Analysts surveyed by the media outlet said that the rebound in low-quality stocks triggered a short squeeze in which some hedge funds rushed to repurchase stocks to cover their negative bets and save at least some of their capital, which helped push share prices even higher.

«It’s been a very tricky market this year but this short squeeze is really killing year-end performance for a lot of funds. No one was able to monetize the rally in garbage stocks,» said Emmanuel Cau, head of European equity strategy at Barclays.

According to Bloomberg, data of which FT was citing, Barclays’ most shorted stocks in Europe basket has risen by 9.9% over the past three weeks, which could lead the company to its biggest monthly gain in the past 10 years.

The context

The market rally that has driven the S&P 500 index to its highest point since July last year is directly related to the reluctance of the U.S. Federal Reserve to continue its most aggressive cycle of increasing the base rate over the past 40 years. At the same time, weaker-than-expected data on inflation in the U.S. released on Tuesday last week gave additional momentum to the stocks. Over the past month, S&P 500 rose by 8.8%, while Nasdaq Composite reported an 11.3% increase.

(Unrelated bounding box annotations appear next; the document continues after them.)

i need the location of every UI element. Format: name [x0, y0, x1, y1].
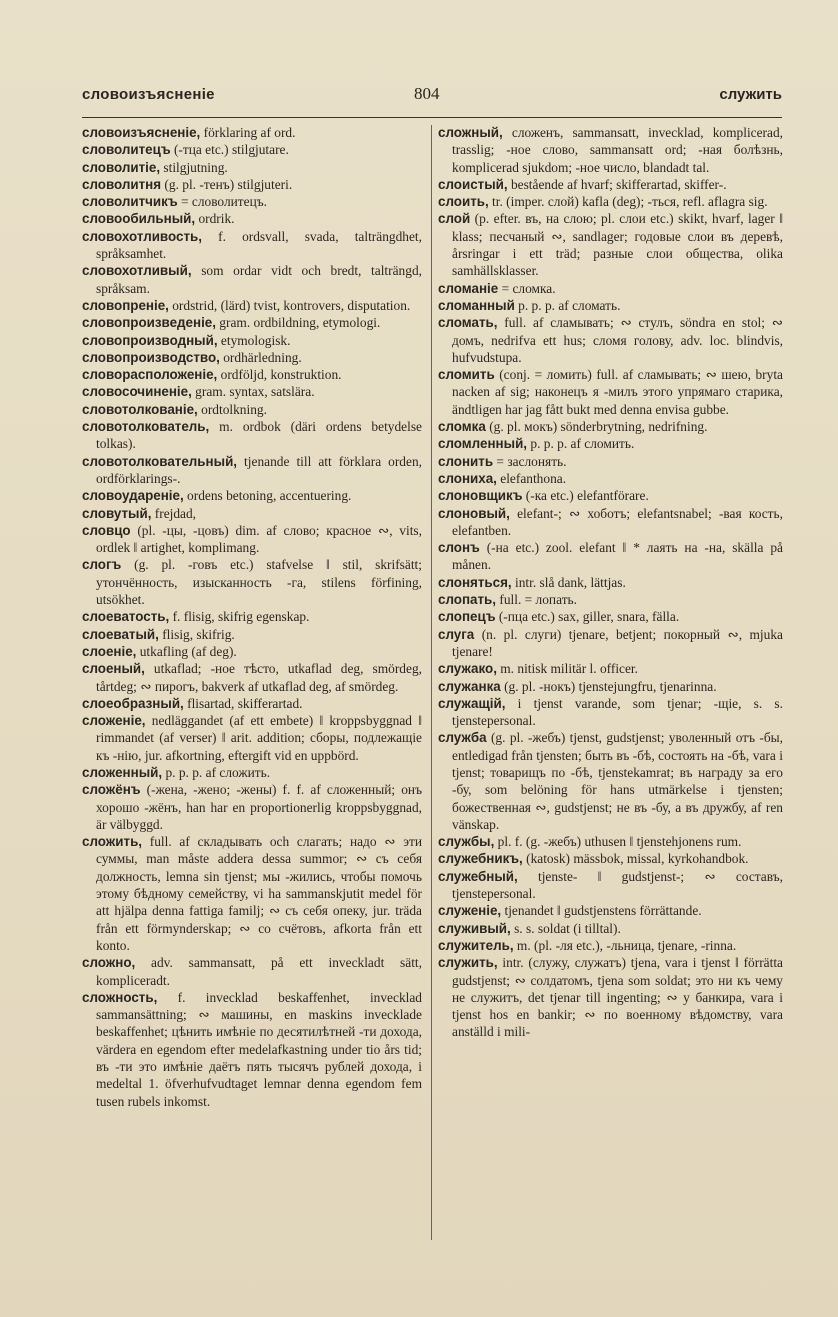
headword: словолитня	[82, 176, 162, 192]
definition: som ordar vidt och bredt, talträngd, språksam.	[96, 263, 422, 296]
headword: словоизъясненіе,	[82, 125, 201, 140]
headword: слой	[438, 211, 471, 227]
dictionary-entry	[438, 920, 783, 937]
headword: сломка	[438, 419, 486, 435]
definition: m. (pl. -ля etc.), -льница, tjenare, -rinna.	[513, 937, 737, 953]
definition: = сломка.	[498, 280, 556, 296]
definition: (pl. -цы, -цовъ) dim. af слово; красное ∾, vits, ordlek ‖ artighet, komplimang.	[96, 522, 422, 556]
dictionary-entry	[82, 141, 422, 158]
dictionary-entry	[438, 418, 783, 435]
dictionary-entry	[82, 332, 422, 349]
definition: m. nitisk militär l. officer.	[496, 661, 639, 677]
dictionary-entry	[82, 608, 422, 625]
dictionary-entry	[82, 695, 422, 712]
dictionary-entry	[82, 401, 422, 418]
definition: elefant-; ∾ хоботъ; elefantsnabel; -вая кость, elefantben.	[452, 505, 783, 538]
dictionary-entry	[82, 764, 422, 781]
left-column	[82, 124, 422, 1110]
definition: p. p. p. af сломить.	[527, 436, 635, 452]
dictionary-entry	[82, 989, 422, 1110]
headword: слоеватость,	[82, 609, 170, 625]
headword: словцо	[82, 522, 131, 538]
headword: словопроизводство,	[82, 349, 220, 365]
definition: gram. syntax, satslära.	[191, 384, 315, 400]
dictionary-entry	[82, 781, 422, 833]
definition: (-тца etc.) stilgjutare.	[170, 142, 289, 158]
right-column	[438, 124, 783, 1041]
headword: сложность,	[82, 989, 158, 1005]
dictionary-entry	[82, 366, 422, 383]
definition: utkafling (af deg).	[136, 643, 237, 659]
headword: сломаніе	[438, 280, 499, 296]
headword: словохотливость,	[82, 228, 202, 244]
header-rule	[82, 117, 782, 118]
headword: слогъ	[82, 557, 122, 573]
headword: слоновщикъ	[438, 488, 523, 504]
headword: слоеобразный,	[82, 695, 184, 711]
dictionary-entry	[438, 505, 783, 540]
headword: слоистый,	[438, 176, 508, 192]
headword: слоеный,	[82, 661, 145, 677]
headword: сложенный,	[82, 764, 163, 780]
dictionary-entry	[82, 505, 422, 522]
definition: gram. ordbildning, etymologi.	[215, 315, 381, 331]
headword: словотолковательный,	[82, 453, 238, 469]
dictionary-entry	[82, 954, 422, 989]
definition: ordrik.	[195, 211, 235, 227]
headword: словохотливый,	[82, 263, 192, 279]
headword: слоить,	[438, 194, 489, 210]
dictionary-entry	[82, 228, 422, 263]
dictionary-entry	[82, 453, 422, 488]
dictionary-entry	[438, 626, 783, 661]
dictionary-entry	[82, 522, 422, 557]
definition: adv. sammansatt, på ett inveckladt sätt, kompliceradt.	[96, 955, 422, 988]
definition: p. p. p. af сложить.	[162, 764, 271, 780]
headword: сломить	[438, 367, 495, 383]
dictionary-entry	[438, 470, 783, 487]
dictionary-entry	[438, 176, 783, 193]
dictionary-entry	[438, 453, 783, 470]
dictionary-entry	[82, 314, 422, 331]
headword: слопать,	[438, 592, 497, 608]
definition: ordföljd, konstruktion.	[217, 367, 342, 383]
headword: слопецъ	[438, 609, 496, 625]
definition: flisartad, skifferartad.	[183, 695, 303, 711]
dictionary-entry	[82, 556, 422, 608]
dictionary-entry	[438, 937, 783, 954]
definition: förklaring af ord.	[200, 125, 296, 140]
definition: pl. f. (g. -жебъ) uthusen ‖ tjenstehjonens rum.	[494, 834, 742, 850]
dictionary-entry	[438, 124, 783, 176]
definition: full. = лопать.	[496, 592, 577, 608]
definition: = заслонять.	[493, 453, 567, 469]
dictionary-entry	[438, 574, 783, 591]
headword: сломать,	[438, 315, 498, 331]
definition: (-жена, -жено; -жены) f. f. af сложенный; онъ хорошо -жёнъ, han har en proportionerlig kroppsbyggnad, är välbyggd.	[96, 782, 422, 832]
headword: словутый,	[82, 505, 152, 521]
headword: служебникъ,	[438, 851, 523, 867]
definition: bestående af hvarf; skifferartad, skiffer-.	[507, 176, 727, 192]
headword: сложно,	[82, 955, 136, 971]
headword: слонить	[438, 453, 494, 469]
definition: s. s. soldat (i tilltal).	[510, 920, 621, 936]
definition: (g. pl. -жебъ) tjenst, gudstjenst; уволенный отъ -бы, entledigad från tjensten; быть въ -бѣ, состоять на -бѣ, vara i tjenst; товарищъ по -бѣ, tjenstekamrat; въ награду за его -бу, som belöning för hans utmärkelse i tjensten; божественная ∾, gudstjenst; не въ -бу, а въ дружбу, af ren vänskap.	[452, 730, 783, 832]
headword: сложёнъ	[82, 782, 141, 798]
definition: (g. pl. -говъ etc.) stafvelse ‖ stil, skrifsätt; утончённость, изысканность -га, stilens förfining, utsökhet.	[96, 557, 422, 608]
headword: словопреніе,	[82, 297, 169, 313]
dictionary-entry	[438, 695, 783, 730]
headword: словопроизведеніе,	[82, 315, 216, 331]
definition: full. af сламывать; ∾ стулъ, söndra en stol; ∾ домъ, nedrifva ett hus; сломя голову, adv. loc. blindvis, hufvudstupa.	[452, 315, 783, 365]
definition: f. flisig, skifrig egenskap.	[169, 609, 310, 625]
definition: intr. (служу, служатъ) tjena, vara i tjenst ‖ förrätta gudstjenst; ∾ солдатомъ, tjena som soldat; это ни къ чему не служитъ, det tjenar till ingenting; ∾ у банкира, vara i tjenst hos en bankir; ∾ по военному вѣдомству, vara anställd i mili-	[452, 955, 783, 1040]
dictionary-entry	[438, 539, 783, 574]
dictionary-entry	[438, 954, 783, 1040]
dictionary-entry	[82, 626, 422, 643]
headword: словотолкователь,	[82, 419, 210, 435]
headword: служако,	[438, 661, 497, 677]
headword: служивый,	[438, 920, 511, 936]
definition: (conj. = ломить) full. af сламывать; ∾ шею, bryta nacken af sig; наконецъ я -милъ этого упрямаго старика, ändtligen har jag fått bukt med denna envisa gubbe.	[452, 367, 783, 417]
definition: ordstrid, (lärd) tvist, kontrovers, disputation.	[168, 297, 411, 313]
dictionary-entry	[438, 210, 783, 279]
dictionary-entry	[82, 159, 422, 176]
definition: (-пца etc.) sax, giller, snara, fälla.	[495, 609, 680, 625]
definition: (p. efter. въ, на слою; pl. слои etc.) skikt, hvarf, lager ‖ klass; песчаный ∾, sandlager; годовые слои въ деревѣ, årsringar i ett träd; разные слои общества, olika samhällsklasser.	[452, 211, 783, 279]
dictionary-entry	[82, 833, 422, 954]
headword: словолитіе,	[82, 159, 161, 175]
dictionary-entry	[438, 850, 783, 867]
dictionary-entry	[82, 176, 422, 193]
headword: слоняться,	[438, 574, 512, 590]
dictionary-entry	[438, 902, 783, 919]
dictionary-entry	[82, 487, 422, 504]
running-header	[82, 86, 782, 112]
headword: служанка	[438, 678, 501, 694]
headword: словосочиненіе,	[82, 384, 192, 400]
header-guide-word-right: служить	[719, 86, 782, 103]
definition: p. p. p. af сломать.	[514, 297, 621, 313]
dictionary-entry	[438, 314, 783, 366]
definition: tjenste- ‖ gudstjenst-; ∾ составъ, tjenstepersonal.	[452, 868, 783, 902]
page-number: 804	[414, 84, 440, 103]
dictionary-entry	[82, 418, 422, 453]
definition: (g. pl. -тенъ) stilgjuteri.	[161, 176, 293, 192]
definition: ordtolkning.	[197, 401, 267, 417]
definition: i tjenst varande, som tjenar; -щіе, s. s. tjenstepersonal.	[452, 695, 783, 729]
definition: etymologisk.	[217, 332, 291, 348]
definition: tr. (imper. слой) kafla (deg); -ться, refl. aflagra sig.	[488, 194, 768, 210]
definition: (n. pl. слуги) tjenare, betjent; покорный ∾, mjuka tjenare!	[452, 626, 783, 659]
headword: сломленный,	[438, 436, 528, 452]
definition: (katosk) mässbok, missal, kyrkohandbok.	[522, 851, 749, 867]
headword: словопроизводный,	[82, 332, 218, 348]
headword: сложеніе,	[82, 713, 146, 729]
definition: (-на etc.) zool. elefant ‖ * лаять на -на, skälla på månen.	[452, 540, 783, 573]
definition: utkaflad; -ное тѣсто, utkaflad deg, smördeg, tårtdeg; ∾ пирогъ, bakverk af utkaflad deg, af smördeg.	[96, 661, 422, 694]
headword: службы,	[438, 834, 495, 850]
dictionary-entry	[438, 678, 783, 695]
definition: f. invecklad beskaffenhet, invecklad sammansättning; ∾ машины, en maskins invecklade beskaffenhet; цѣнить имѣніе по десятилѣтней -ти дохода, värdera en egendom efter medelafkastning under tio års tid; въ -ти это имѣніе даётъ пять тысячъ рублей дохода, i medeltal 1. öfverhufvudtaget lemnar denna egendom fem tusen rubels inkomst.	[96, 989, 422, 1109]
headword: служить,	[438, 955, 498, 971]
headword: служитель,	[438, 937, 514, 953]
headword: слоновый,	[438, 505, 510, 521]
dictionary-entry	[82, 124, 422, 141]
dictionary-entry	[82, 262, 422, 297]
headword: служащій,	[438, 695, 506, 711]
headword: служебный,	[438, 868, 518, 884]
column-divider	[431, 125, 432, 1240]
header-guide-word-left: словоизъясненіе	[82, 86, 215, 103]
dictionary-entry	[438, 297, 783, 314]
headword: словотолкованіе,	[82, 401, 198, 417]
definition: full. af складывать och слагать; надо ∾ эти суммы, man måste addera dessa summor; ∾ съ себя должность, lemna sin tjenst; мы -жились, чтобы помочь этому бѣдному семейству, vi ha sammanskjutit medel för att hjälpa denna fattiga familj; ∾ съ себя опеку, jur. träda från ett förmynderskap; ∾ со счётовъ, afkorta från ett konto.	[96, 834, 422, 953]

According to Goldman Sachs, the concentration of hedge funds’ capital in a single industry has reached the maximum over the past 22 years due to the high profitability of leading high-tech stocks. On the one hand, the increasing concentration of capital has put hedge funds at bigger risk. On the other hand, it has helped them gain more profit. Stocks that have been described by Goldman Sachs as the most popular long positions of hedge funds reported a 31% increase in profitability this year compared to a 19% growth of S&P 500.